A beautiful and prominent type of writing is poetry. “Poetry is when an emotion has found its thought and the thought has found words,” is how Robert Frost described poetry. With the power that poetry holds, it is only fair that there is a day dedicated to it. March 21st is World Poetry Day and on this occasion, we present to you our poetry recommendations.
By Victoria Chang
A poetry collection that uses the art of saying less to communicate the larger intensity, Chang has written about many things and yet singularly about the isolation of the mind. She uses Japanese syllabic forms that are called waka which shapes the structure and count of each poem.
Chang captures the mind’s calm, melancholy seclusion while reaching forth to describe the pang of desiring, the hawk and its shadow, and our human need to bury the minute beneath the light – all with reverence, economy, and humor. Her collections talks about a lot with care and directness.
The Hurting Kind
By Ada Limon
The Hurting Kind delves into these issues, embracing other people’s tales and methods of knowing, taking unexpected twists, and always arriving at a point of shocking clarity. These poems follow the seasons, replete with horses, kingfishers, and fish with glittering eyes. They also praise parents, stepparents, and grandparents for the sacrifices they made, the different lives they lived, the sensitivity shown to a wounded kid, and the abundance of having two families in hindsight.
Ada Limón, the winner of the National Book Critics Circle Award and a National Book Award nominee, has written a stunning book about interconnectedness—between humans and non-humans, ancestors and ourselves.
Coffee Shop Read
If Not, Winter: Fragments of Sappho
By Sappho and Anne Carson
If Not, Winter opens a fascinating insight into the brilliance of a lady whose lyric force spans millennia by mixing the ancient secrets of Sappho with the current magic of one of our boldest and most creative poets.

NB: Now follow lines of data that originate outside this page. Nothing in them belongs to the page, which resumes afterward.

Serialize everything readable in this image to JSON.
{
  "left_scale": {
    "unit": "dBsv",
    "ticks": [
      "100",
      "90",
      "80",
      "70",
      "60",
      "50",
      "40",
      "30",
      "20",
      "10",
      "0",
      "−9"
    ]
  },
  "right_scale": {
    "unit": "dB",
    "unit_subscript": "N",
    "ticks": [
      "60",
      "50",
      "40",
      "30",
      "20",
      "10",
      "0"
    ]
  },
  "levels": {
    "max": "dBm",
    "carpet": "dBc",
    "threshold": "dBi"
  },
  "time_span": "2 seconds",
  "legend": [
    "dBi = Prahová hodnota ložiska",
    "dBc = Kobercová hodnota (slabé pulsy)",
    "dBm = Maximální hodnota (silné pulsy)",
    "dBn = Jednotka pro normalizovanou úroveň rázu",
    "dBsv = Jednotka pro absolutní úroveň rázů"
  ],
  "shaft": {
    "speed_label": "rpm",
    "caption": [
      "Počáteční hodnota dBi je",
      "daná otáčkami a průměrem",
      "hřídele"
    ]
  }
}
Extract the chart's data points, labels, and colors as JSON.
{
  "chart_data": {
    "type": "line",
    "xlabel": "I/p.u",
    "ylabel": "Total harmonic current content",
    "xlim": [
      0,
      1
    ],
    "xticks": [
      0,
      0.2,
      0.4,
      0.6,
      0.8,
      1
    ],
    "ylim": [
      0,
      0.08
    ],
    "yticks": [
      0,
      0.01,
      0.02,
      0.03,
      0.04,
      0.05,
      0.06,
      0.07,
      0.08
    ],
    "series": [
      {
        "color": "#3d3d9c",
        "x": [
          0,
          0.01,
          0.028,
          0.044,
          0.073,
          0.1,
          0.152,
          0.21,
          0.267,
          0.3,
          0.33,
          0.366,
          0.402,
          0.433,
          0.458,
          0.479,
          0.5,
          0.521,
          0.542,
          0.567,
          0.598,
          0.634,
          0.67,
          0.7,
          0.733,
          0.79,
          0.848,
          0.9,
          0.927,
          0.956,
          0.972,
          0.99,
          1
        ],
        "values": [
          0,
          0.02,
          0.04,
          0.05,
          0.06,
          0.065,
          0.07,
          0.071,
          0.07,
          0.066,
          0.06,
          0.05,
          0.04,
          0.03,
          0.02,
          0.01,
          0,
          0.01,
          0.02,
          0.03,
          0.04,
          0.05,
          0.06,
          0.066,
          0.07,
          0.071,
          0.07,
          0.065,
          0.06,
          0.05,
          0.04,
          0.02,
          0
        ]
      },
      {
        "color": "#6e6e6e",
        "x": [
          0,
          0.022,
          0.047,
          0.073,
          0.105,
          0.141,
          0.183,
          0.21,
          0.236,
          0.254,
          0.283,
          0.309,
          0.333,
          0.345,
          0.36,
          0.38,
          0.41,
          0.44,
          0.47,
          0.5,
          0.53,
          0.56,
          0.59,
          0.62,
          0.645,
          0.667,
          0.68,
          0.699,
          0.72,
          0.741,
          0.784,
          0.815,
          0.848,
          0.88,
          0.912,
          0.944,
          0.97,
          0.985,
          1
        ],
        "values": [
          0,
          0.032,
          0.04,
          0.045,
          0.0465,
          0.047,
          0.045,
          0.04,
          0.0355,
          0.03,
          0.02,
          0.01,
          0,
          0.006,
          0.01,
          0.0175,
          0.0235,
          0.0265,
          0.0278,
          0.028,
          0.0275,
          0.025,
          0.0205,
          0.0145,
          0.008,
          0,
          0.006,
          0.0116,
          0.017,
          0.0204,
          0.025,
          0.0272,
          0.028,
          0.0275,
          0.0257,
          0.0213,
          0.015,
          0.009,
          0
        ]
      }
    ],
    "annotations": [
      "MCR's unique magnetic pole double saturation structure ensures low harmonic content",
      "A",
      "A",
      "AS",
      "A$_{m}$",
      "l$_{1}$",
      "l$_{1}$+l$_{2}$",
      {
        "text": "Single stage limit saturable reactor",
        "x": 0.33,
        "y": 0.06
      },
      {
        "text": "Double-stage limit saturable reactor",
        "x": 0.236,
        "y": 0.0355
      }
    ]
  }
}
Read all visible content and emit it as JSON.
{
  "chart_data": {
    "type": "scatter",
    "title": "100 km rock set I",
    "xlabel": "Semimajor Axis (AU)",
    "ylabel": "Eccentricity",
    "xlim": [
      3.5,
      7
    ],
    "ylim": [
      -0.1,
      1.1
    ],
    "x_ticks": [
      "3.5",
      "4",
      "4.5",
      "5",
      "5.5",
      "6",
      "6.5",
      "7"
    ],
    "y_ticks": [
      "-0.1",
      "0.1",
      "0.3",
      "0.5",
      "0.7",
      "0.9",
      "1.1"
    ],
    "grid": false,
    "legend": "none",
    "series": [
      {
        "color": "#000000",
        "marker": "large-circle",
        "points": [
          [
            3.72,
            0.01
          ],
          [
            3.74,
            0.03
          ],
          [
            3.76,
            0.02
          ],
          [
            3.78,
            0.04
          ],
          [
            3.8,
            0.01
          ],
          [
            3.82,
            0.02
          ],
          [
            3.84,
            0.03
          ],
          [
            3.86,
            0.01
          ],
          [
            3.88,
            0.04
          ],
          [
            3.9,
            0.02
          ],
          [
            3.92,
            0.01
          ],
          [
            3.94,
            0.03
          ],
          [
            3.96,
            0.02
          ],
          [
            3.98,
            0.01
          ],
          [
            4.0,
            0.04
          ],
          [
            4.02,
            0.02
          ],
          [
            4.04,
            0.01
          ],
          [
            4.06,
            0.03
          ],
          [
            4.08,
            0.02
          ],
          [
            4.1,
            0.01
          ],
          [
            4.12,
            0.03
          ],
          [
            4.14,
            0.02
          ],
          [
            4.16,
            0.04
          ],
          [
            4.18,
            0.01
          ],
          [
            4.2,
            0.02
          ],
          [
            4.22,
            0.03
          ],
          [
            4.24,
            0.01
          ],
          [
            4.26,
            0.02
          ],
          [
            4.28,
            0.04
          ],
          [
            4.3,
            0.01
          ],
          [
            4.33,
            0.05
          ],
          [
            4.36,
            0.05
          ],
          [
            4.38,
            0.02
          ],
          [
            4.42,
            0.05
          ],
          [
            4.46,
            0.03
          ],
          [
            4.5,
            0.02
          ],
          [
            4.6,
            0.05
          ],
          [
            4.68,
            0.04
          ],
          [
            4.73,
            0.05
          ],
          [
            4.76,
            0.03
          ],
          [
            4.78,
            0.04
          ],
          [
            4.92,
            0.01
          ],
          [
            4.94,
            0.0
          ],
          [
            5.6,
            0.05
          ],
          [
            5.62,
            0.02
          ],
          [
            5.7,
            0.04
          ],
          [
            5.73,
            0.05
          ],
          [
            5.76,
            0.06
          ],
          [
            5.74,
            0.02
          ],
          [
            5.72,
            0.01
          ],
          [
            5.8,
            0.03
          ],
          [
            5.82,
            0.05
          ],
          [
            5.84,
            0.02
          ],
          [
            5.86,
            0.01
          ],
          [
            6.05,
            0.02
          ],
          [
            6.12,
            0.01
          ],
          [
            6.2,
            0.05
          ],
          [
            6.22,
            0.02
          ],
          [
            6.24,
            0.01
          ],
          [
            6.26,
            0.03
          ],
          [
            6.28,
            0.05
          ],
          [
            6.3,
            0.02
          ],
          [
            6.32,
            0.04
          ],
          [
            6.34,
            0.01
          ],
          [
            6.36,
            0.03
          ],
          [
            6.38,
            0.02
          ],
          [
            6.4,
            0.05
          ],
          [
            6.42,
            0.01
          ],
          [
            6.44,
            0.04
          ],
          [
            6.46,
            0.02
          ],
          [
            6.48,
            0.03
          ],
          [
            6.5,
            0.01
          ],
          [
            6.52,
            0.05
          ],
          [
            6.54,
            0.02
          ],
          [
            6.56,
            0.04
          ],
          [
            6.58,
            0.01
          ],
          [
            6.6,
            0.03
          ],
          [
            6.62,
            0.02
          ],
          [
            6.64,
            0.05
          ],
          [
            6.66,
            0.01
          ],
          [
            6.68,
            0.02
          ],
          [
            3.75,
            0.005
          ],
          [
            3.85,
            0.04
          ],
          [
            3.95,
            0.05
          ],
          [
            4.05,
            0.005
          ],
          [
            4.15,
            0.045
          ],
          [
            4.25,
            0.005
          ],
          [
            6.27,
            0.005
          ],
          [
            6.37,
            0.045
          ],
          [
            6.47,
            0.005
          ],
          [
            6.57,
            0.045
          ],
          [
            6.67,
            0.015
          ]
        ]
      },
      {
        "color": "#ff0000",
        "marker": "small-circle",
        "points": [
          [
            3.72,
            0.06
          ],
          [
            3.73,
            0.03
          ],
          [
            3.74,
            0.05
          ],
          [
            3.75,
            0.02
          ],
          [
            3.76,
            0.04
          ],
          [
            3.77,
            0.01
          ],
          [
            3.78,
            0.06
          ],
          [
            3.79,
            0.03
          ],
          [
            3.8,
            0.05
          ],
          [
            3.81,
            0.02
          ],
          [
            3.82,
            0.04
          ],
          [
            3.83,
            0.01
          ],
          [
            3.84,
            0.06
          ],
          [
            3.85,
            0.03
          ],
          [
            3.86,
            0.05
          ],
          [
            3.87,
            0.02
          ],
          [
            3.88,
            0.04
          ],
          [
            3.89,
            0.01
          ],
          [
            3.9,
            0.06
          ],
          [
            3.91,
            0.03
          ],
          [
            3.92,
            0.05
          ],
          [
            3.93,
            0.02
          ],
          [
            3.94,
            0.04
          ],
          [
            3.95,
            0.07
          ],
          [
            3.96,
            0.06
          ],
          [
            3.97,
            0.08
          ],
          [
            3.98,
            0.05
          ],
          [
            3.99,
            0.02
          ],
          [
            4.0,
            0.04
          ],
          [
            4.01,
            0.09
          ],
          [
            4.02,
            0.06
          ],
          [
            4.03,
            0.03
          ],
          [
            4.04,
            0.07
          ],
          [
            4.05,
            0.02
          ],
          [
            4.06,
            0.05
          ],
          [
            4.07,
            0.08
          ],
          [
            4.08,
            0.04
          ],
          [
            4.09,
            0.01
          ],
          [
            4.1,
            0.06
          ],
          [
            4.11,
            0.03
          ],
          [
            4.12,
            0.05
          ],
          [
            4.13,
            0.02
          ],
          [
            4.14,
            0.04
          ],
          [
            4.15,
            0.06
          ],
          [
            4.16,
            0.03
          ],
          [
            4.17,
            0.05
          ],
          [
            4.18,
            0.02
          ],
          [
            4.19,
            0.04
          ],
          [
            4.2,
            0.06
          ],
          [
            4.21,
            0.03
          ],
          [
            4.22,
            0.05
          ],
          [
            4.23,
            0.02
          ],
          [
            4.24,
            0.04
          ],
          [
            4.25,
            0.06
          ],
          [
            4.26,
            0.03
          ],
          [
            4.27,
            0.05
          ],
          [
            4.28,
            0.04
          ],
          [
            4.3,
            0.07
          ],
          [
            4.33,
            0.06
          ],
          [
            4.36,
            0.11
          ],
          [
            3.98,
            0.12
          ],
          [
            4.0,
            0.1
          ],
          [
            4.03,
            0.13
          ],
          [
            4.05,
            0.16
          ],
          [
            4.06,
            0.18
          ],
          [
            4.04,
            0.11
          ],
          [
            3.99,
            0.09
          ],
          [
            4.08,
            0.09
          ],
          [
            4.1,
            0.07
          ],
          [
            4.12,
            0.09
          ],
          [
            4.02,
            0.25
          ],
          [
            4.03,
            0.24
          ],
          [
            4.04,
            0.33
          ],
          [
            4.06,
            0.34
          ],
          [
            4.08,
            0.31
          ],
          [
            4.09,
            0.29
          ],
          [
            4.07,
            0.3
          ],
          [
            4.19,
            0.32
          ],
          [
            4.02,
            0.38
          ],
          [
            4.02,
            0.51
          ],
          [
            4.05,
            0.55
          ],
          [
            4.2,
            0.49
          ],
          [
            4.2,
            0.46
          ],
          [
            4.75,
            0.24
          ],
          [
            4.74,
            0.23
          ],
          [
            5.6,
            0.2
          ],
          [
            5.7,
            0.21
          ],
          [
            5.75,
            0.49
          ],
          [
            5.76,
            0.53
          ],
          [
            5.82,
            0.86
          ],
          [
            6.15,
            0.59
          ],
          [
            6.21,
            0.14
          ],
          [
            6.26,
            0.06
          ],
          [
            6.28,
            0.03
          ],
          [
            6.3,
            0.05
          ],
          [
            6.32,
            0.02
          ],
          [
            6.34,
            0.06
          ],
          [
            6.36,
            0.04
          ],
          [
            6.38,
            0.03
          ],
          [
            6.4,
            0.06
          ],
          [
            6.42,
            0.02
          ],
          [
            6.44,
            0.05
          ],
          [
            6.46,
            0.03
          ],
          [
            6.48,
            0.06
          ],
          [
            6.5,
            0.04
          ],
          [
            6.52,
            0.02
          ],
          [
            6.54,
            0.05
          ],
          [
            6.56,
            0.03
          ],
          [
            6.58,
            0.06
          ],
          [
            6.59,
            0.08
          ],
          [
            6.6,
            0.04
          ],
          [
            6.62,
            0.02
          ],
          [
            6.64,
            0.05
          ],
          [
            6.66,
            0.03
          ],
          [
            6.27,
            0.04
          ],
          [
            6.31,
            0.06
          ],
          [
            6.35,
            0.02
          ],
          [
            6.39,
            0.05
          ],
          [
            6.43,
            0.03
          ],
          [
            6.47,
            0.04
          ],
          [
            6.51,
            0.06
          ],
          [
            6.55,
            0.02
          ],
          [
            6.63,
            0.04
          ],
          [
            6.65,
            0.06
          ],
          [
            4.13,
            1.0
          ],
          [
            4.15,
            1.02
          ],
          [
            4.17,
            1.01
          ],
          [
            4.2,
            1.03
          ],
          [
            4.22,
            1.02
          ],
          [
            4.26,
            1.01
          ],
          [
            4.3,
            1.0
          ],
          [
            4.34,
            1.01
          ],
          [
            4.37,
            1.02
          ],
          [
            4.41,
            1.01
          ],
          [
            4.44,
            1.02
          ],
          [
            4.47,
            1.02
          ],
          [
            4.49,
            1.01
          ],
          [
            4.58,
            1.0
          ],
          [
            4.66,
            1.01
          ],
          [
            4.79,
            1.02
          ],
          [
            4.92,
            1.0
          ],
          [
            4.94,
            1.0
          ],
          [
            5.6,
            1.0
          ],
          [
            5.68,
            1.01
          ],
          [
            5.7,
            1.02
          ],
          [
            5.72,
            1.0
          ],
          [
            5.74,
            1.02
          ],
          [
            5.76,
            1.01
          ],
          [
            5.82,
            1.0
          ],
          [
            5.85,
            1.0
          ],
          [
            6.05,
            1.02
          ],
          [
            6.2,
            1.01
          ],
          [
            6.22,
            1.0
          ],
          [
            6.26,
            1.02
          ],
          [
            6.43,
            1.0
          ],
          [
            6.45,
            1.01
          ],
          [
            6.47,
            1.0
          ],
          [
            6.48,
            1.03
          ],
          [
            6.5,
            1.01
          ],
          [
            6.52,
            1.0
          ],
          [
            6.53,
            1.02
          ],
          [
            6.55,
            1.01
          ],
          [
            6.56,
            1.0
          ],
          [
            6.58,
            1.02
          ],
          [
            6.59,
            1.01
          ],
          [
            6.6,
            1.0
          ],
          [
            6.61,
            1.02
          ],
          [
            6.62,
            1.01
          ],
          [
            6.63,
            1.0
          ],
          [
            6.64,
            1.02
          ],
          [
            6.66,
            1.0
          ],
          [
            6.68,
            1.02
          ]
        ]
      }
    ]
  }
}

This translation of Sappho’s work, along with the original Greek, comes from poet and classicist Anne Carson. Carson offers all of Sappho’s existing poetry fragments, using brackets and white space to indicate missing text so that the reader might picture the poems as they were written.
On this day of World Poetry Appreciation and Women’s History Month, hope these recommendations show the power of female poets.